Evadindo-se de casa da Fortunata pelo telhado, o chileno ganhou rapidamente um mata-pasto que havia por detrás da matriz, e no qual, por precaução, ocultara ele seu cavalo, deitando-lhe uma focinheira de couro para impedir que rinchasse.

O mascate era um aventureiro prudente e sagaz. Embora a empresa não parecesse oferecer o menor risco, ele sabia por longa experiência que de repente surgem complicações imprevistas. Por isso era seu costume trazer sempre as armas na cinta e o cavalo ao alcance da mão.

Foi sua salvação. Se não tivesse tão pronta a fuga, infalivelmente cairia nas mãos dos peões que o perseguiam, dirigidos e instigados por Lucas e Félix. Assim mesmo, antes que pudesse apanhar o cavalo foi atacado por três que o seguiam mais de perto. Conhecendo que sua salvação dependia de um ato de desespero, o chileno investiu com fúria contra os agressores, desfechando-lhes repetidos golpes de espada, e dois tiros de pistola que os feriram e atordoaram.

Aproveitando-se desse momento de vacilação pôde ele saltar no cavalo e desaparecer. Quando Lucas chegou ao lugar, nem mais se ouvia o estrupido do galope.

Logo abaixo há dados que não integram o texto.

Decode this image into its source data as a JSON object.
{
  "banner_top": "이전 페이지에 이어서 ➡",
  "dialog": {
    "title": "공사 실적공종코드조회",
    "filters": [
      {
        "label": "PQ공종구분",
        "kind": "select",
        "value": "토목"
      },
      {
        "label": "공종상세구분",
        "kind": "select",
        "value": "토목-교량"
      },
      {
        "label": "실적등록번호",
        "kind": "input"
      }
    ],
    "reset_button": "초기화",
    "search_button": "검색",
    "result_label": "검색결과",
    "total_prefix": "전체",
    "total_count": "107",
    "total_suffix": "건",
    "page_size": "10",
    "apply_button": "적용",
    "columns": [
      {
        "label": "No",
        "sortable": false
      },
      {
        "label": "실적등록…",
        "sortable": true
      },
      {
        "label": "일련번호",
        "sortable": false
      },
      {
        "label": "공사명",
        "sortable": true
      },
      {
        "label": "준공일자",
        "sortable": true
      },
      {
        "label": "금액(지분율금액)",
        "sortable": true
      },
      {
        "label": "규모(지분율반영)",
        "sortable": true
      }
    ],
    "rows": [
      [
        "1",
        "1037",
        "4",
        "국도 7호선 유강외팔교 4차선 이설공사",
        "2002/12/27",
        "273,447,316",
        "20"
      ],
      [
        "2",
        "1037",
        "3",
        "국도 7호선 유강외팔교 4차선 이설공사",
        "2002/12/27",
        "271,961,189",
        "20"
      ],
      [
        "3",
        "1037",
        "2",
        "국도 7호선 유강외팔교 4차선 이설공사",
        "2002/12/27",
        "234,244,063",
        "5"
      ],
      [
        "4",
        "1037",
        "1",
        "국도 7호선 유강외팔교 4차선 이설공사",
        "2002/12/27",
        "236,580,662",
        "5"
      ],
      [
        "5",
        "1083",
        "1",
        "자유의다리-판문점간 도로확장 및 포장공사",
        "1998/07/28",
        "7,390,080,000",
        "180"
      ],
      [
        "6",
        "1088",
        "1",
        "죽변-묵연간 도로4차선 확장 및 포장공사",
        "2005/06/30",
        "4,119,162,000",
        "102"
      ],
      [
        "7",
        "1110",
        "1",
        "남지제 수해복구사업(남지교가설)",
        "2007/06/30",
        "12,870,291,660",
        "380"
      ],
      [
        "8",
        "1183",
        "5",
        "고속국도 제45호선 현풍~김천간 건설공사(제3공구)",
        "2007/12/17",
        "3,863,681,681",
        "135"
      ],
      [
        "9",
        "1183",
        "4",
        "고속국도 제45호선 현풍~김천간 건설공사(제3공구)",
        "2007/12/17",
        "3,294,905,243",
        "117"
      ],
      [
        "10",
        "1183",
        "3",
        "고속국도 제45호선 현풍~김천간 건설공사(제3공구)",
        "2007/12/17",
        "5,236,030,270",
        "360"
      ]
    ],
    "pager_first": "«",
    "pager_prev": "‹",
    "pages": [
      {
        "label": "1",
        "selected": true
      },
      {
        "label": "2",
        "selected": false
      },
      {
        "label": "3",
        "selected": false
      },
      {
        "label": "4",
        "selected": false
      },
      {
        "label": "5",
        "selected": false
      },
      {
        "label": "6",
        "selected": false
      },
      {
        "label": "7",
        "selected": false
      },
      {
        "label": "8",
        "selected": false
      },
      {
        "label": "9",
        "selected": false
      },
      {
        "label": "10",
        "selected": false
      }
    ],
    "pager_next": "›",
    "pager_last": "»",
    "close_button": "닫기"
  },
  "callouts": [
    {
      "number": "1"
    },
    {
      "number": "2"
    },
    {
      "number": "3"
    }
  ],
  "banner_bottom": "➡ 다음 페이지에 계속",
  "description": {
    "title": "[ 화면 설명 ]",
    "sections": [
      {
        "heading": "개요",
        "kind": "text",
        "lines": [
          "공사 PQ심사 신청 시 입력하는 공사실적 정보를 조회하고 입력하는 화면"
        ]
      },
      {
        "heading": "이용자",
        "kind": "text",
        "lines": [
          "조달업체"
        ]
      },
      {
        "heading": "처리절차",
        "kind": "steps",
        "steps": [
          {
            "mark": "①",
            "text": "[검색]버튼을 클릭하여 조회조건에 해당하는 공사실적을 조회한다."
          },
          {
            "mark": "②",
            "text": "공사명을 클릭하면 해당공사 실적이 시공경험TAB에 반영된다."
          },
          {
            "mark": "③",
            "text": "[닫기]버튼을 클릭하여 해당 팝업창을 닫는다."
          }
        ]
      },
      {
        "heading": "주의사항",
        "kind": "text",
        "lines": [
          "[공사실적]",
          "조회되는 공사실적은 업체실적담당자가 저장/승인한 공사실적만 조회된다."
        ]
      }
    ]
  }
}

Vendo-se fora da vila, antes que o furriel montasse a cavalo para persegui-lo, Romero, que até então não tivera outro pensamento senão fugir, tratou de orientar-se no meio da campanha e seguiu no rumo do oriente.

O chileno tinha-se dirigido para aquele lado da província com intenção de percorrer as vilas e povoados do sertão até Cruz Alta. Daí se ainda fosse tempo de ir à feira de Sorocaba, se passaria a Curitiba com os marchantes e invernistas; senão entraria na Confederação por São Borja.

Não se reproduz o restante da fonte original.